A Digital Pheromone-Based Approach for In/Out-of-Control Classification
Pedro Pestana, M. Fátima Brilhante
TL;DR
The paper addresses rapid InC/OutC classification and forecasting in complex production lines by leveraging a bio-inspired digital pheromone framework, applied to potato chip frying data. It introduces a four-score architecture—Base Score ($BS$), Modified Base Score ($MBS$), Threat Score ($ThS$), and Environmental Score ($ES$)—to compute a Total Score ($TS$ that drives real-time classification and maintenance forecasting). The method is demonstrated on 2-minute frying cycles with 8 temperature readings each, using explicit equations for each score (e.g., $BS = (max/min) \times (N_{184↑} + N_{188↑} + N_{192↑} - N_{180↓})/2$, etc.) and change-point considerations to capture regime shifts. Findings indicate strong sensitivity and specificity in classification with alarms triggering maintenance events, while acknowledging noise and startup-phase effects as limitations and highlighting the approach’s interpretability and adaptability for SQC in industrial settings.
Abstract
In complex production lines, it is essential to have strict, fast-acting rules to determine whether the system is In Control (InC) or Out of Control (OutC). This study explores a bio-inspired method that digitally mimics ant colony behavior to classify InC/OutC states and forecast imminent transitions requiring maintenance. A case study on industrial potato chip frying provides the application context. During each two-minute frying cycle, sequences of eight temperature readings are collected. Each sequence is treated as a digital ant depositing virtual pheromones, generating a Base Score. New sequences, representing new ants, can either reinforce or weaken this score, leading to a Modified Base Score that reflects the system's evolving condition.

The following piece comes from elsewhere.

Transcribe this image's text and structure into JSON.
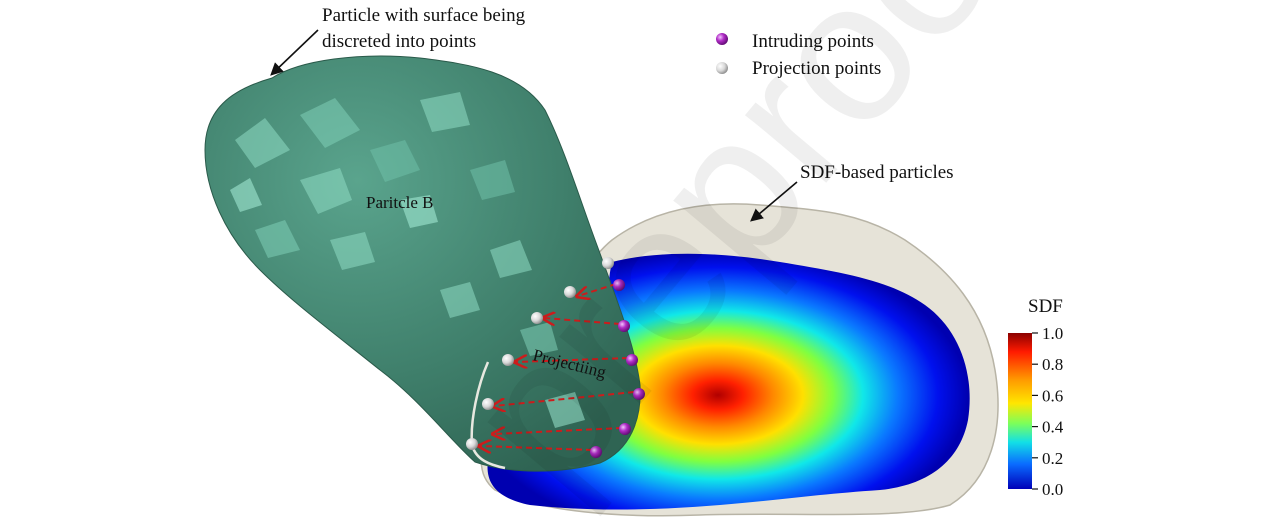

Signals such as extreme temperatures, large variations within a sequence, or the detection of change-points contribute to a Threat Score, which is added to the Modified Base Score. Since pheromones naturally decay over time unless reinforced, an Environmental Score is incorporated to reflect recent system dynamics, imitating real ant behavior. This score is calculated from the Modified Base Scores collected over the past hour. The resulting Total Score - the sum of the Modified Base Score, Threat Score, and Environmental Score - is used as the main indicator for real-time system classification and forecasting of transitions from InC to OutC. This ant colony optimization-inspired approach provides an adaptive and interpretable framework for process monitoring and predictive maintenance in industrial environments.